Monday, 16 January 2012

Deserts

Deserts
A desert is a dry and sandy land. It is plain and dry. It hardly ever rains.

There are hardly any plants in deserts. Barrel Cactus and Compass Cactus are the most popular plants or maybe the only plants in the desert.

You find this environment under the Equator.
  
The horrid sun makes it feel like you’re in an oven. The sun is blazing in the deserts.
  
Usually only camels live in deserts. Camels store food and drink in there humps to survive. Camels have wide feet that stop them sinking into the sand.

There is water in deserts. Deserts sometimes get rain. This rainwater seeps into the sand and collects in rock. The water then builds up and forms a pool called an Oasis.

Grasslands are found when there is too much rain for deserts but not enough rain for  a forest. Large numbers of animals can be found living and feeding on grasslands, including  Zebras, Antelopes and lions.

Not all deserts are sandy.
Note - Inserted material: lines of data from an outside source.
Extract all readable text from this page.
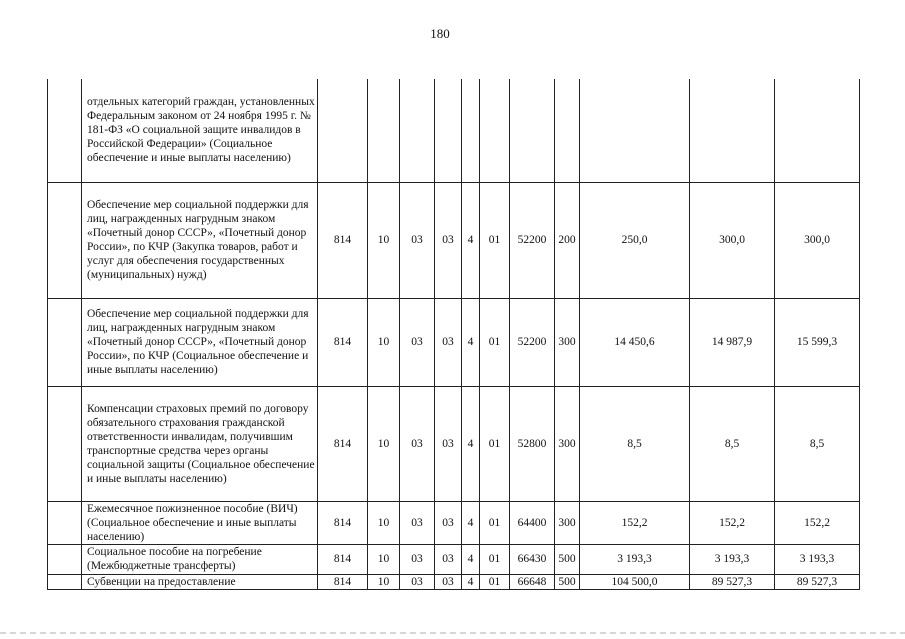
180
	отдельных категорий граждан, установленных Федеральным законом от 24 ноября 1995 г. № 181-ФЗ «О социальной защите инвалидов в Российской Федерации» (Социальное обеспечение и иные выплаты населению)											
	Обеспечение мер социальной поддержки для лиц, награжденных нагрудным знаком «Почетный донор СССР», «Почетный донор России», по КЧР (Закупка товаров, работ и услуг для обеспечения государственных (муниципальных) нужд)	814	10	03	03	4	01	52200	200	250,0	300,0	300,0
	Обеспечение мер социальной поддержки для лиц, награжденных нагрудным знаком «Почетный донор СССР», «Почетный донор России», по КЧР (Социальное обеспечение и иные выплаты населению)	814	10	03	03	4	01	52200	300	14 450,6	14 987,9	15 599,3
	Компенсации страховых премий по договору обязательного страхования гражданской ответственности инвалидам, получившим транспортные средства через органы социальной защиты (Социальное обеспечение и иные выплаты населению)	814	10	03	03	4	01	52800	300	8,5	8,5	8,5
	Ежемесячное пожизненное пособие (ВИЧ) (Социальное обеспечение и иные выплаты населению)	814	10	03	03	4	01	64400	300	152,2	152,2	152,2
	Социальное пособие на погребение (Межбюджетные трансферты)	814	10	03	03	4	01	66430	500	3 193,3	3 193,3	3 193,3
	Субвенции на предоставление	814	10	03	03	4	01	66648	500	104 500,0	89 527,3	89 527,3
Some are rocky or covered in piles of pebbles. But if it's sand you're after, why not head for the Sahara and watch a sand dune shift?

Hammada is the Arabic word for a rocky desert that's been stripped bare of sand and dust by the wind.

In the Sahara Desert the temperature can reach well over 50®C. At night though, it can drop below freezing as the heat is lost on the ground.
The San people of the Kalahari Desert store water in empty ostrich-egg shells.
The desert tortoise pees on its back legs to cool itself down.
A desert only gets 25cm of rainwater every few years. 
The sensational Sahara's as big as the USA.
Surviving the desert is NO picnic. Forget tucking into your sand-wiches. In the desert, food takes second place. You can go without eating but without water you'd be dead in two days.
Europe's the only continent that doesn't have a desert.